All the research studies have established the connection between the working climate and new ways of looking at one's job and the work place — which by definition is the basis for innovation.

Indian managers seem to suffer from a shortage of a sense of humour in the workplace. The tougher competition becomes, the harder it is to achieve one's sales and profit goals, their faces take on a grim and determined look — and any attempt at lightening the atmosphere is seen as an affront to the dignity of those present.

Top management still seem to be governed by the old adage that suggests that the King should reserve his smiles for special occasions and tolerate no joking where minions are present.

Too much of any trait is dysfunctional and taking oneself too seriously is a prime example, a besetting sin of most senior management in this country, in which we can include consultants and management gurus as well!
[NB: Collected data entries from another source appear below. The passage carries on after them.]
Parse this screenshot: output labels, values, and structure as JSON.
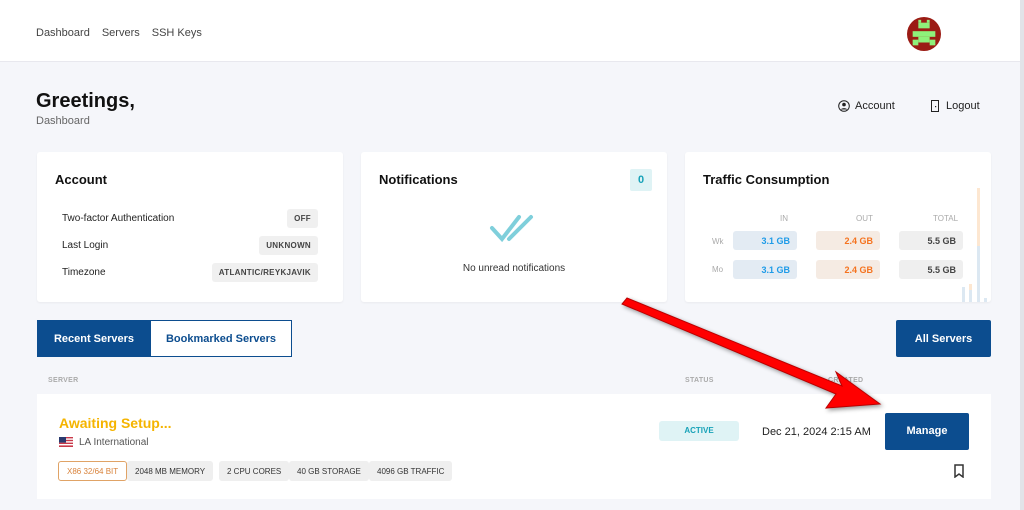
{
  "nav": {
    "items": [
      "Dashboard",
      "Servers",
      "SSH Keys"
    ]
  },
  "header": {
    "title": "Greetings,",
    "subtitle": "Dashboard",
    "account_label": "Account",
    "logout_label": "Logout"
  },
  "account_card": {
    "title": "Account",
    "rows": [
      {
        "label": "Two-factor Authentication",
        "value": "OFF"
      },
      {
        "label": "Last Login",
        "value": "UNKNOWN"
      },
      {
        "label": "Timezone",
        "value": "ATLANTIC/REYKJAVIK"
      }
    ]
  },
  "notifications": {
    "title": "Notifications",
    "count": "0",
    "empty_text": "No unread notifications"
  },
  "traffic": {
    "title": "Traffic Consumption",
    "headers": {
      "in": "IN",
      "out": "OUT",
      "total": "TOTAL"
    },
    "rows": [
      {
        "label": "Wk",
        "in": "3.1 GB",
        "out": "2.4 GB",
        "total": "5.5 GB"
      },
      {
        "label": "Mo",
        "in": "3.1 GB",
        "out": "2.4 GB",
        "total": "5.5 GB"
      }
    ],
    "colors": {
      "in": "#1e9be8",
      "out": "#f5731f",
      "total": "#444444"
    }
  },
  "tabs": {
    "recent": "Recent Servers",
    "bookmarked": "Bookmarked Servers",
    "all": "All Servers"
  },
  "columns": {
    "server": "SERVER",
    "status": "STATUS",
    "created": "CREATED"
  },
  "server": {
    "name": "Awaiting Setup...",
    "location": "LA International",
    "status": "ACTIVE",
    "created": "Dec 21, 2024 2:15 AM",
    "manage": "Manage",
    "tags": [
      "X86 32/64 BIT",
      "2048 MB MEMORY",
      "2 CPU CORES",
      "40 GB STORAGE",
      "4096 GB TRAFFIC"
    ]
  },
  "colors": {
    "primary": "#0c4d8f",
    "warning": "#f5b400",
    "status_bg": "#dff3f5",
    "status_fg": "#17a2b8",
    "annotation_arrow": "#ff0000"
  }
}
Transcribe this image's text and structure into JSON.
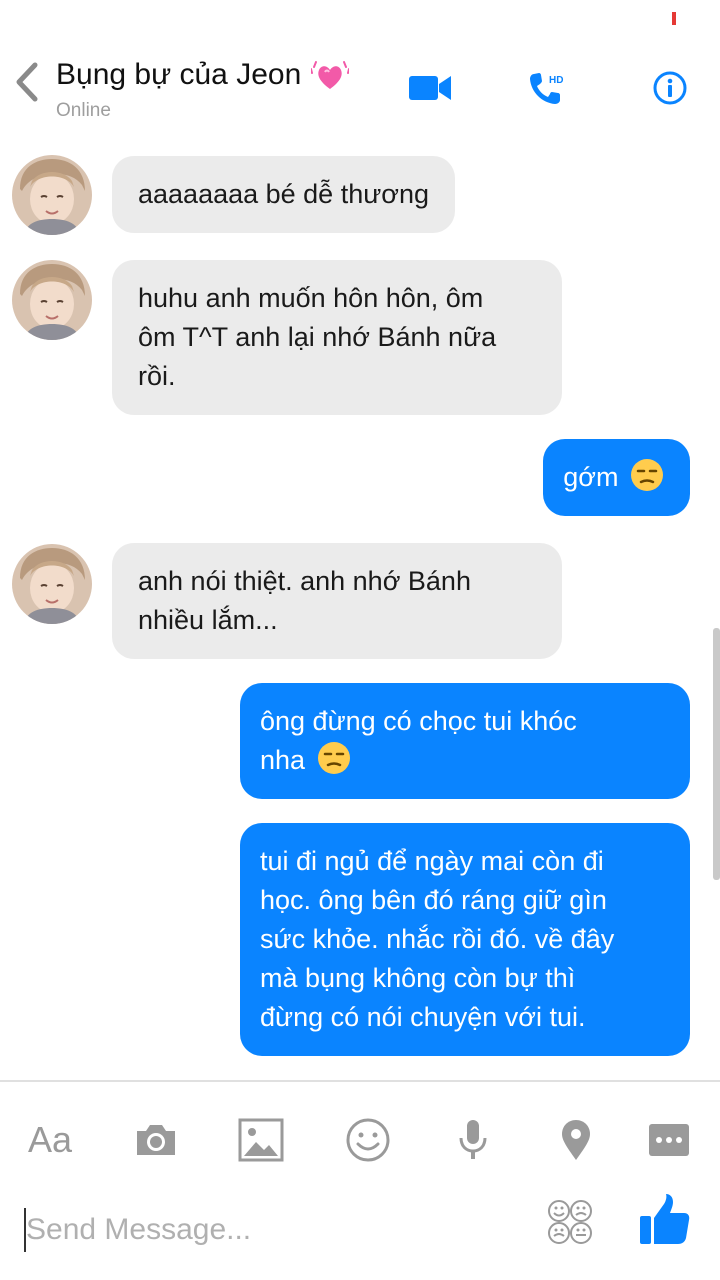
{
  "colors": {
    "accent": "#0a84ff",
    "incoming_bubble": "#ebebeb",
    "muted": "#9e9e9e"
  },
  "header": {
    "title": "Bụng bự của Jeon",
    "title_emoji": "sparkling-heart",
    "status": "Online",
    "icons": [
      "back-chevron-icon",
      "video-camera-icon",
      "hd-call-icon",
      "info-icon"
    ]
  },
  "messages": [
    {
      "direction": "in",
      "text": "aaaaaaaa bé dễ thương"
    },
    {
      "direction": "in",
      "lines": [
        "huhu anh muốn hôn hôn, ôm",
        "ôm T^T anh lại nhớ Bánh nữa",
        "rồi."
      ]
    },
    {
      "direction": "out",
      "text": "gớm",
      "emoji": "unamused-face"
    },
    {
      "direction": "in",
      "lines": [
        "anh nói thiệt. anh nhớ Bánh",
        "nhiều lắm..."
      ]
    },
    {
      "direction": "out",
      "lines": [
        "ông đừng có chọc tui khóc",
        "nha"
      ],
      "emoji": "unamused-face"
    },
    {
      "direction": "out",
      "lines": [
        "tui đi ngủ để ngày mai còn đi",
        "học. ông bên đó ráng giữ gìn",
        "sức khỏe. nhắc rồi đó. về đây",
        "mà bụng không còn bự thì",
        "đừng có nói chuyện với tui."
      ]
    }
  ],
  "toolbar": {
    "text_label": "Aa",
    "icons": [
      "camera-icon",
      "gallery-icon",
      "emoji-icon",
      "microphone-icon",
      "location-pin-icon",
      "more-icon"
    ]
  },
  "composer": {
    "placeholder": "Send Message...",
    "value": "",
    "icons": [
      "sticker-faces-icon",
      "thumbs-up-icon"
    ]
  }
}
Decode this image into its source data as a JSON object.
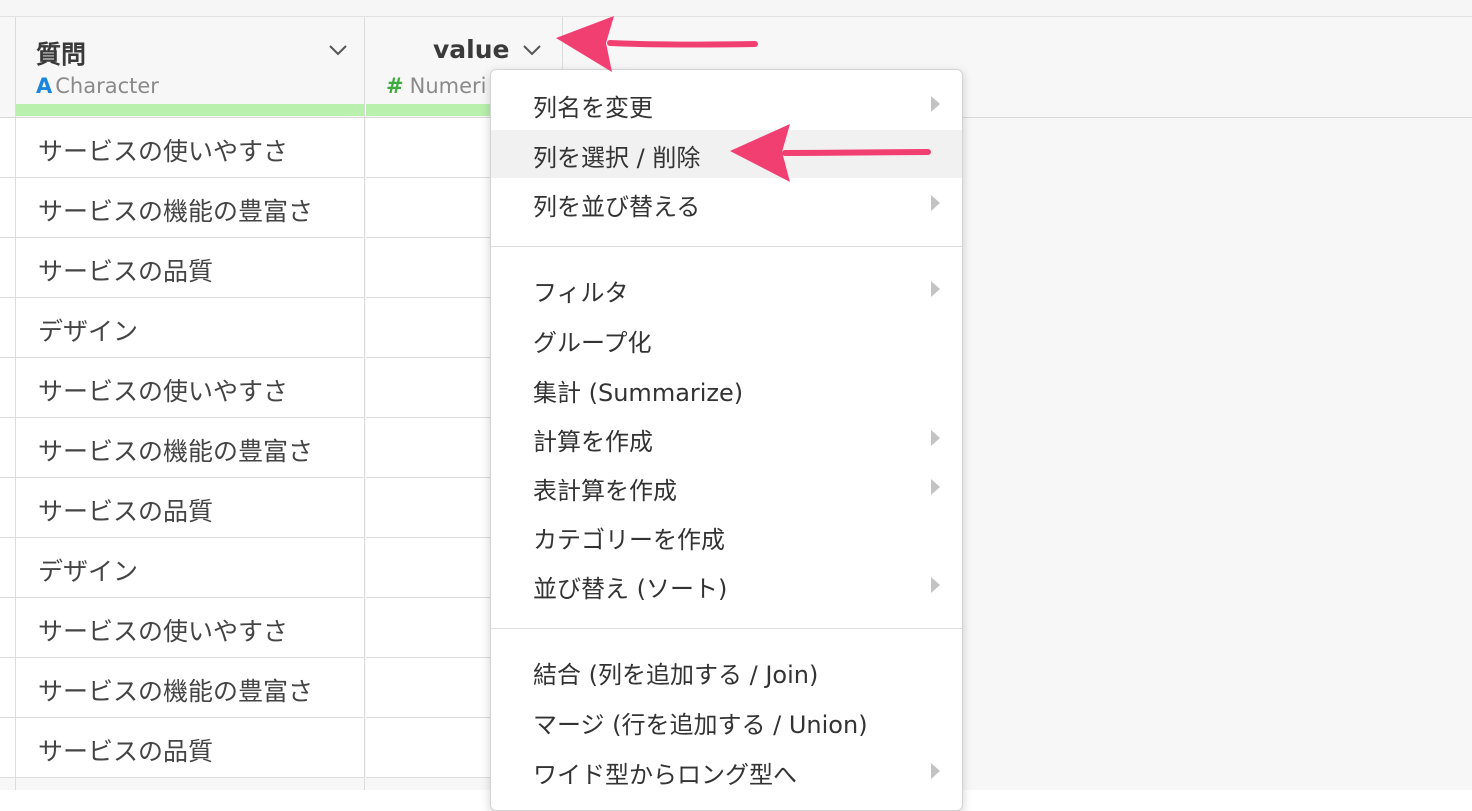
{
  "columns": [
    {
      "name": "質問",
      "type_label": "Character",
      "type_mark": "A"
    },
    {
      "name": "value",
      "type_label": "Numeri",
      "type_mark": "#"
    }
  ],
  "rows": [
    "サービスの使いやすさ",
    "サービスの機能の豊富さ",
    "サービスの品質",
    "デザイン",
    "サービスの使いやすさ",
    "サービスの機能の豊富さ",
    "サービスの品質",
    "デザイン",
    "サービスの使いやすさ",
    "サービスの機能の豊富さ",
    "サービスの品質"
  ],
  "menu": {
    "group1": [
      {
        "label": "列名を変更",
        "submenu": true
      },
      {
        "label": "列を選択 / 削除",
        "submenu": false,
        "highlighted": true
      },
      {
        "label": "列を並び替える",
        "submenu": true
      }
    ],
    "group2": [
      {
        "label": "フィルタ",
        "submenu": true
      },
      {
        "label": "グループ化",
        "submenu": false
      },
      {
        "label": "集計 (Summarize)",
        "submenu": false
      },
      {
        "label": "計算を作成",
        "submenu": true
      },
      {
        "label": "表計算を作成",
        "submenu": true
      },
      {
        "label": "カテゴリーを作成",
        "submenu": false
      },
      {
        "label": "並び替え (ソート)",
        "submenu": true
      }
    ],
    "group3": [
      {
        "label": "結合 (列を追加する / Join)",
        "submenu": false
      },
      {
        "label": "マージ (行を追加する / Union)",
        "submenu": false
      },
      {
        "label": "ワイド型からロング型へ",
        "submenu": true
      }
    ]
  },
  "icons": {
    "column_menu": "chevron-down-icon",
    "submenu": "chevron-right-icon",
    "annotation": "arrow-icon"
  },
  "colors": {
    "annotation_arrow": "#f23f72",
    "character_type": "#1b86dd",
    "numeric_type": "#3eab3e",
    "column_quality_bar": "#b9f0ad",
    "menu_highlight": "#f1f1f1"
  }
}
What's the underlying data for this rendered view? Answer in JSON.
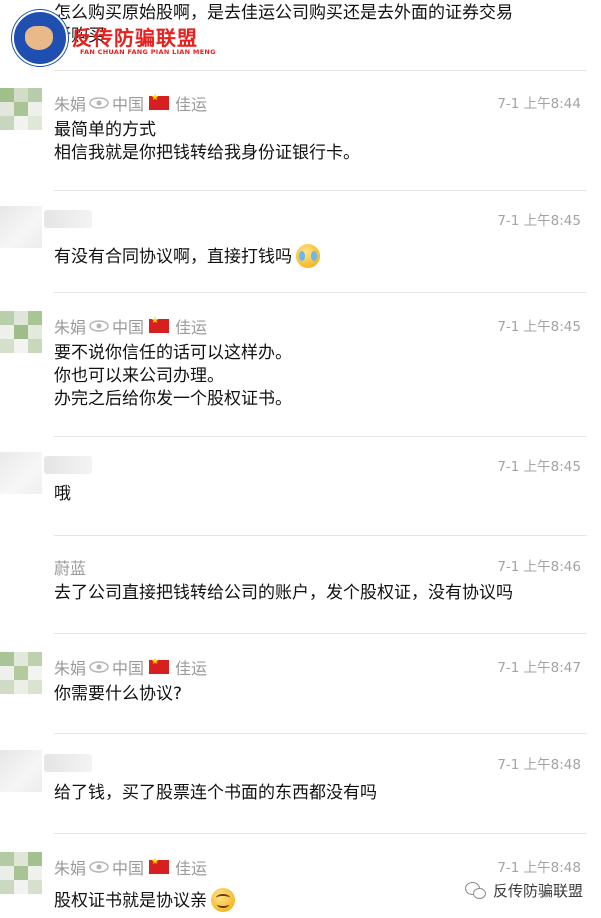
{
  "watermark_top": {
    "cn": "反传防骗联盟",
    "en": "FAN CHUAN FANG PIAN LIAN MENG"
  },
  "watermark_bottom": {
    "icon": "wechat-icon",
    "label": "反传防骗联盟"
  },
  "messages": [
    {
      "kind": "partial",
      "text": "怎么购买原始股啊，是去佳运公司购买还是去外面的证券交易\n所购买"
    },
    {
      "kind": "agent",
      "name": "朱娟",
      "region": "中国",
      "company": "佳运",
      "time": "7-1 上午8:44",
      "text": "最简单的方式\n相信我就是你把钱转给我身份证银行卡。"
    },
    {
      "kind": "user",
      "time": "7-1 上午8:45",
      "text": "有没有合同协议啊，直接打钱吗",
      "emoji": "crying-face"
    },
    {
      "kind": "agent",
      "name": "朱娟",
      "region": "中国",
      "company": "佳运",
      "time": "7-1 上午8:45",
      "text": "要不说你信任的话可以这样办。\n你也可以来公司办理。\n办完之后给你发一个股权证书。"
    },
    {
      "kind": "user",
      "time": "7-1 上午8:45",
      "text": "哦"
    },
    {
      "kind": "other",
      "name": "蔚蓝",
      "time": "7-1 上午8:46",
      "text": "去了公司直接把钱转给公司的账户，发个股权证，没有协议吗"
    },
    {
      "kind": "agent",
      "name": "朱娟",
      "region": "中国",
      "company": "佳运",
      "time": "7-1 上午8:47",
      "text": "你需要什么协议?"
    },
    {
      "kind": "user",
      "time": "7-1 上午8:48",
      "text": "给了钱，买了股票连个书面的东西都没有吗"
    },
    {
      "kind": "agent",
      "name": "朱娟",
      "region": "中国",
      "company": "佳运",
      "time": "7-1 上午8:48",
      "text": "股权证书就是协议亲",
      "emoji": "smiling-face"
    }
  ],
  "colors": {
    "name": "#9a9a9a",
    "time": "#a3a3a3",
    "flag": "#d71f1f",
    "watermark": "#e8201e"
  }
}
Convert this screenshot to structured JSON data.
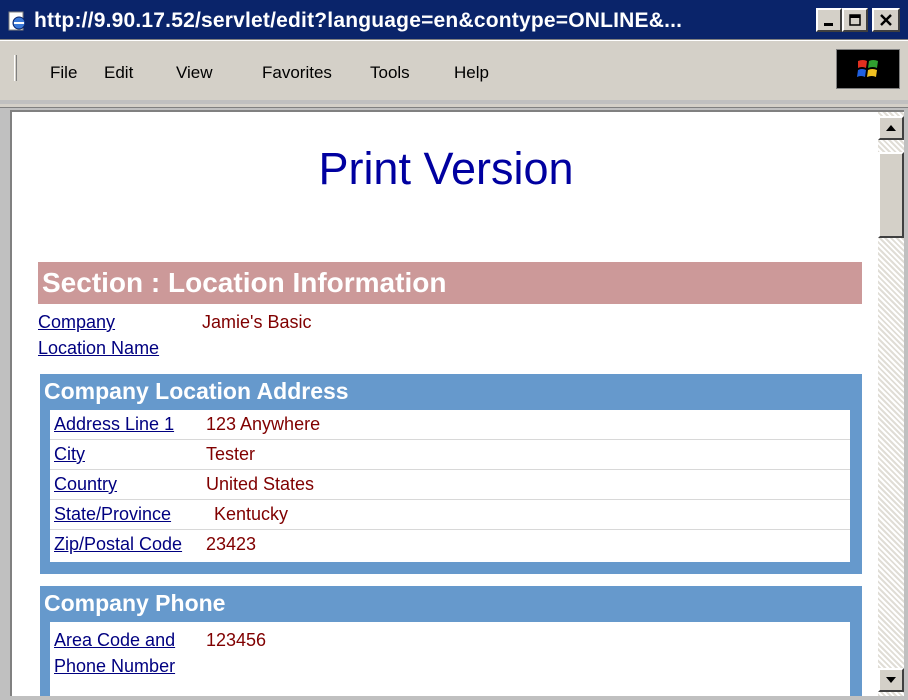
{
  "window": {
    "title": "http://9.90.17.52/servlet/edit?language=en&contype=ONLINE&..."
  },
  "menu": {
    "items": [
      "File",
      "Edit",
      "View",
      "Favorites",
      "Tools",
      "Help"
    ]
  },
  "page": {
    "title": "Print Version",
    "section_header": "Section : Location Information",
    "company_location_name": {
      "label_line1": "Company",
      "label_line2": "Location Name",
      "value": "Jamie's Basic"
    },
    "address_group": {
      "title": "Company Location Address",
      "rows": [
        {
          "label": "Address Line 1",
          "value": "123 Anywhere"
        },
        {
          "label": "City",
          "value": "Tester"
        },
        {
          "label": "Country",
          "value": "United States"
        },
        {
          "label": "State/Province",
          "value": "Kentucky"
        },
        {
          "label": "Zip/Postal Code",
          "value": "23423"
        }
      ]
    },
    "phone_group": {
      "title": "Company Phone",
      "label_line1": "Area Code and",
      "label_line2": "Phone Number",
      "value": "123456"
    }
  },
  "colors": {
    "title_bar": "#0a246a",
    "page_title": "#0000a0",
    "section_header_bg": "#cc9999",
    "group_bg": "#6699cc",
    "label_link": "#000080",
    "value_text": "#800000"
  },
  "icons": {
    "window": "ie-page-icon",
    "minimize": "minimize-icon",
    "maximize": "maximize-icon",
    "close": "close-icon",
    "throbber": "windows-logo-icon",
    "scroll_up": "arrow-up-icon",
    "scroll_down": "arrow-down-icon"
  }
}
In fact, the argument for a sense of proportion is not just for the better efficiency of the workplace but also to achieve the much-desired work-life balance in life itself.

And the first step to restore this balance is to let people go off on holidays, compulsorily if need be. Let them commune with nature or play with their children, develop a hobby or simply be by themselves, switching off worries and the mobile phones together.

It is too easy, in the alternative, for the entire company can fall a victim to arrogant sense of self-importance. That will inevitably spill over to one's stance towards consumers, competition business partners, and then employees. Corporate hubris will take root, with disastrous results.

Conscious attempts to rein in the workaholic tendency and to celebrate the all-rounder personality are powerful measures you can take to bring some sense into your neck of the woods, in the corporate jungle.

See you next year, on return from vacation!